2. What is the shallow neural network?

  • A network with only one hidden layer is called as shallow neural network.

3. What is the difference between Forward Propagation and Backward Propagation?

  • Forward Propagation is the process of taking the input and passing it through the network to get the output. Each hidden layer accepts the input data, processes it as per the activation function, and passes it to the successive layer.
  • Back propagation is the practice of fine-tuning the weights of the neural network based on the error rate obtained from the previous epoch. Proper tuning of the weights ensures low error rates, making the model more reliable.

How would you prevent Overfitting when designing an Artificial Neural Network?

  • Training the model in more data. Giving the model an infinite number of examples will plateau the model in terms of what the capacity of the network is capable of learning.
  • Changing the network structure (number of weights). Pruning by removing the nodes in the network will counteract the overfitting.
  • Changing the network parameters (values of weights). Larger weights cause sharp transitions in the activation functions and cause large changes in output for small changes in inputs. This method to keep weights small is called Regularization.

What are some similarities between SVMs and Neural Networks?

  • Parametric: SVM and neural networks are both parametric but for different reasons.
    • For SVM the typical parameters are; soft-margin parameter (C), parameter of the kernel function (gamma).
    • Neural networks also have parameters but it is a lot more than SVM. Some NN parameters are the number of layers and their size, number of training epochs, and the learning rate.
  • Embedding Non-Linearity: Both the methods can embed non-linear functions. In SVM, the non-linearity is the kernel function.

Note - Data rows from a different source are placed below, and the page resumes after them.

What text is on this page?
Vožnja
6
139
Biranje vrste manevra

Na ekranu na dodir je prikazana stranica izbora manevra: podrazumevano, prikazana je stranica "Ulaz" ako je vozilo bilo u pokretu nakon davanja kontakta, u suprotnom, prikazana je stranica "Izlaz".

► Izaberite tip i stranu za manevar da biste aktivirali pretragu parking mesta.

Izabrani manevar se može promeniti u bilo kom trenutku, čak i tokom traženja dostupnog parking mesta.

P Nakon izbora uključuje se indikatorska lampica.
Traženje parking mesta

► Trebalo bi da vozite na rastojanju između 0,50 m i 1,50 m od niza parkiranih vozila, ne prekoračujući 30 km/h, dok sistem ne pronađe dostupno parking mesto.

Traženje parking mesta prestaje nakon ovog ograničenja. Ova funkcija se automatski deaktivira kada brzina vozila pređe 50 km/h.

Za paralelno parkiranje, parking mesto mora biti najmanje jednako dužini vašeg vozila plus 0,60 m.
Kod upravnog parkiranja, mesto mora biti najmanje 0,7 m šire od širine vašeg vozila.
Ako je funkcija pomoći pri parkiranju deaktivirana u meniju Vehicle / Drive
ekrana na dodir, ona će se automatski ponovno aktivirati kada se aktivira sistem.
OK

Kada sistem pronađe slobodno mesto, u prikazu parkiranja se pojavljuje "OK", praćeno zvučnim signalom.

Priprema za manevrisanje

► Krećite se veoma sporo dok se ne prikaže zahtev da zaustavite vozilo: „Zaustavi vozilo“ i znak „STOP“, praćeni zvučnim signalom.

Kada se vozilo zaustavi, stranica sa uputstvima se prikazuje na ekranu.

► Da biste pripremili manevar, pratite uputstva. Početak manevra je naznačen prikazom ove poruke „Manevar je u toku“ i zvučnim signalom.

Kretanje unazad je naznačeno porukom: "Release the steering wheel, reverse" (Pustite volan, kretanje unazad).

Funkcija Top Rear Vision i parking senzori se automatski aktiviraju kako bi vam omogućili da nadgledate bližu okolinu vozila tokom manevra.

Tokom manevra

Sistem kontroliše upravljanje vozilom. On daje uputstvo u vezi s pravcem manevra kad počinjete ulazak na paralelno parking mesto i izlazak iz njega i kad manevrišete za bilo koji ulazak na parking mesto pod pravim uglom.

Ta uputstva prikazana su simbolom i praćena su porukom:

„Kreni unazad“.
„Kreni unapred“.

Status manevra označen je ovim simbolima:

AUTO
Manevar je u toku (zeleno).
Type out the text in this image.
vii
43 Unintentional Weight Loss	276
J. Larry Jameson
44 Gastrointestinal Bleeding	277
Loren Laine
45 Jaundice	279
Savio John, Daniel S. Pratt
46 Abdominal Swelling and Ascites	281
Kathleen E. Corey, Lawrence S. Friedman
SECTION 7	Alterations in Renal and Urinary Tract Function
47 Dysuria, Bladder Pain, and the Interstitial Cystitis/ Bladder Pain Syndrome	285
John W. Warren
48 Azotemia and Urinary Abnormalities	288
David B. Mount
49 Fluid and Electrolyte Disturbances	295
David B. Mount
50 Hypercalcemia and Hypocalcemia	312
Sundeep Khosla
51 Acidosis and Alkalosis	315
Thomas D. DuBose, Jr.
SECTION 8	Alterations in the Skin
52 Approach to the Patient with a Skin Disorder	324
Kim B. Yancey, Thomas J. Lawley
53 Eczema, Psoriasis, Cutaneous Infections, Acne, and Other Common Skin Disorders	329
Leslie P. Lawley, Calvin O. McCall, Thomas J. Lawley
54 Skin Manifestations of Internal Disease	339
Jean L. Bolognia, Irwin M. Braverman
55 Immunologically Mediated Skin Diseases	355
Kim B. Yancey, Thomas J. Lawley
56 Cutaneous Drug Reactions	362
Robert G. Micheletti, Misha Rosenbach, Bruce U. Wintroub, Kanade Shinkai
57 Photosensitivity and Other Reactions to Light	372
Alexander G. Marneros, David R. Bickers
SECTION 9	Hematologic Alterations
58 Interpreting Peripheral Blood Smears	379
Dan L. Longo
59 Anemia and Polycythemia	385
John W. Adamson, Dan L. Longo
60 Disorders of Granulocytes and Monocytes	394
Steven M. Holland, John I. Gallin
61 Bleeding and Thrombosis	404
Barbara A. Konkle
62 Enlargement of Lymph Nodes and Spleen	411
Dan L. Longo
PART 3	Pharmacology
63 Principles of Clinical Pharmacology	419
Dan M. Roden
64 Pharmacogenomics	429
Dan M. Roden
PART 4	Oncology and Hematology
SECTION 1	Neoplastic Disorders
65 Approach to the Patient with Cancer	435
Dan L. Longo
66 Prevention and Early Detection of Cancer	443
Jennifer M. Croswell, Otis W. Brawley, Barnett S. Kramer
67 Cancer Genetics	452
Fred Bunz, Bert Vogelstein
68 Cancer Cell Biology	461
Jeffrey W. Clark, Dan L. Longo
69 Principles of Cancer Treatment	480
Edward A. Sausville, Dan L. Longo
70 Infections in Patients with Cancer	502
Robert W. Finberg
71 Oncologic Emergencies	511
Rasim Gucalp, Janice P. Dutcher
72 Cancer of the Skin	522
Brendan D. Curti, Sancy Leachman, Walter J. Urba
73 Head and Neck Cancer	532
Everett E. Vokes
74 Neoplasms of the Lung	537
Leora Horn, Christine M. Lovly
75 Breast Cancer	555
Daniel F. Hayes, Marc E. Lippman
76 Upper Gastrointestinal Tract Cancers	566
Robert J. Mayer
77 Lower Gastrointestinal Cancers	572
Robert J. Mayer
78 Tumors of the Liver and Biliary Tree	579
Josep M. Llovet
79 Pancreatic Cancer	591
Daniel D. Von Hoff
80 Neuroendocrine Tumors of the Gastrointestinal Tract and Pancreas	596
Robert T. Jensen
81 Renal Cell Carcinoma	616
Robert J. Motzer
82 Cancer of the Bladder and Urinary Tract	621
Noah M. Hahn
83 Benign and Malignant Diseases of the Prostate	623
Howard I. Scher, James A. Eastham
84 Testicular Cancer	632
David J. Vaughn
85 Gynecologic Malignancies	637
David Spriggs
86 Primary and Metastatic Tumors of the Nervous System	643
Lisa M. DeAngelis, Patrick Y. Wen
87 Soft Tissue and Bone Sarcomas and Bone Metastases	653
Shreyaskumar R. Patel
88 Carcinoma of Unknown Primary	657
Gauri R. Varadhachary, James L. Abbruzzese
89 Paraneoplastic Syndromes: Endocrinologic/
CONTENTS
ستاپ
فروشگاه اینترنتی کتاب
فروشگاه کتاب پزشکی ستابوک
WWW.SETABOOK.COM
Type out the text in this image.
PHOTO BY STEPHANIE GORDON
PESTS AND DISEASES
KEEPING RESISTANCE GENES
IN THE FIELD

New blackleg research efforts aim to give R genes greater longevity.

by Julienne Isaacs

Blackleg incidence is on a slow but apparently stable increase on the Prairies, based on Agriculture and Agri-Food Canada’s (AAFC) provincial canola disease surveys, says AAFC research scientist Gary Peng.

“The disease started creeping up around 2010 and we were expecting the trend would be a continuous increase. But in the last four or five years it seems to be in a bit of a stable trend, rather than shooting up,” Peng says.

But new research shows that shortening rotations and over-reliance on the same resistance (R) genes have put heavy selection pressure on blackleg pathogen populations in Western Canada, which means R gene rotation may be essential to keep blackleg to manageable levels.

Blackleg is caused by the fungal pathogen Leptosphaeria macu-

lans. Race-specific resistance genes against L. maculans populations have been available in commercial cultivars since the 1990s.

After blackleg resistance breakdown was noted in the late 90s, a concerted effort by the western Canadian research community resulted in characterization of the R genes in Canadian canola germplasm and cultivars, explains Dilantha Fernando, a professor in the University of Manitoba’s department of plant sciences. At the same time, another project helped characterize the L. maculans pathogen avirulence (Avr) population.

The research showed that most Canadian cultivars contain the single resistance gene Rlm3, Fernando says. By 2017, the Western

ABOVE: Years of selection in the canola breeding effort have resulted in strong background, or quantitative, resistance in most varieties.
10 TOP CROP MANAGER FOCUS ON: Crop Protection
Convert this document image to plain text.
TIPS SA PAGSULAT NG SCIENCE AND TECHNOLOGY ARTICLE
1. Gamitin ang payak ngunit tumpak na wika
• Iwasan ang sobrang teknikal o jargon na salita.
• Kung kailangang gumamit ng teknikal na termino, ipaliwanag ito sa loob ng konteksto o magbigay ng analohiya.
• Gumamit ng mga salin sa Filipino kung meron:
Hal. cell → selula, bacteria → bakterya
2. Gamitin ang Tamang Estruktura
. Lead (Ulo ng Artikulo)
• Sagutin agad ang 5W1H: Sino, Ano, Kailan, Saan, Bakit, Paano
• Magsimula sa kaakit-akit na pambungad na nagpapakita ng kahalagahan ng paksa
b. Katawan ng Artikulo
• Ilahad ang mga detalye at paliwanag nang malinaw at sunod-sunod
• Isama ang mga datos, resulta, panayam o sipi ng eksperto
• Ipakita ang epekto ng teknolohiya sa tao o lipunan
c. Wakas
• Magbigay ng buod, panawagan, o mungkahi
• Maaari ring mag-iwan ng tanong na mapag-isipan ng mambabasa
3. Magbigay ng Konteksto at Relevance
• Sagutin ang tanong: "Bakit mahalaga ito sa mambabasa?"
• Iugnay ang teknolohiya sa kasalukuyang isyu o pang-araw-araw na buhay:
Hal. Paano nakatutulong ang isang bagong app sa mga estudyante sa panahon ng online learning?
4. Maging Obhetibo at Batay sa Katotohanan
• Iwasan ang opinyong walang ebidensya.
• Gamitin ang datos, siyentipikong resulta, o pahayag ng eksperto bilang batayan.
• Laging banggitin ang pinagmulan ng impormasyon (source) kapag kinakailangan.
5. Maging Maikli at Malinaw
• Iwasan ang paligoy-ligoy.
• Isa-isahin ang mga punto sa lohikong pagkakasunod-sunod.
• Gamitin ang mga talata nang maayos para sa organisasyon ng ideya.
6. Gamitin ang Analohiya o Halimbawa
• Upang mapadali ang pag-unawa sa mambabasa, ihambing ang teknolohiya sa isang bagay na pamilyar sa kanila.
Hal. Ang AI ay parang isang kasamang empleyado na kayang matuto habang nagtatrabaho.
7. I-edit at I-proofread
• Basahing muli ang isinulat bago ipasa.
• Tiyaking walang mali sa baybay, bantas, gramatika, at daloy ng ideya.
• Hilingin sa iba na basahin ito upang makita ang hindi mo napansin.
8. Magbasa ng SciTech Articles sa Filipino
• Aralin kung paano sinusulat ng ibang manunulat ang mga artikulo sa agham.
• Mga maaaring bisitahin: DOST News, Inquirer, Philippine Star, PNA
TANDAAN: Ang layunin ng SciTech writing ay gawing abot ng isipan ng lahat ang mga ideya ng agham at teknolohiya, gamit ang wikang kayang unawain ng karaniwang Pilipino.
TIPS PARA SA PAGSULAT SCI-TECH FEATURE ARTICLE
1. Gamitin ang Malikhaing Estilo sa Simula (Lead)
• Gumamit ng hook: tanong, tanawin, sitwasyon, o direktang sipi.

In NN, the non-linearity is the activation function.

  • Comparable Accuracy:
    • If both SVM and Neural Networks are trained in the same dataset, given the same training time, and the same computation power they have comparable accuracy.
    • If neural networks are given as much computation power and training time as possible then it outperforms SVMs.

What is epoch?

  • Epoch is the number of times the training data is passed through the network and it consist of following steps:

  • Initialize the weights of the network.

    • Forward Propagation.
    • Backward Propagation.
    • Update the weights.

Why we use activation function in neural network?

  • It is used to bring following properties:
    • Non Linearity
      • Change of the input is not proportional to the change of the output
    • Differentiability
      • A differentiable function of one real variable is one whose derivative occurs at each point in its domain.
      • The gradient of loss function is calculated during backpropagation using gradient decent method so activation function must be differentiable with respect to its input.
    • Continous
      • Continous variation of the argument causes the continous variation of the function value. This means there is not abrupt changes in value
    • Bounded
      • Bounded function are limited by some form of boundary condition. A bounded function ranges has both lower and upper limit.
      • This is relevant for neural networks because the activation function is responsible for keeping the output values within a certain range, otherwise, the values may exceed reasonable values
    • Zero-centering
      • When a function range contains both positive and negative value then it is called as zero centered.
      • If a function is not zero-centered, as the sigmoid function, the output of a layer is always shifted to either positive or negative values. As a result, the weight matrix requires more updates to be adequately trained, increasing the number of epochs needed to train the network. This is why the zero-centered property is useful, even if it isn’t required.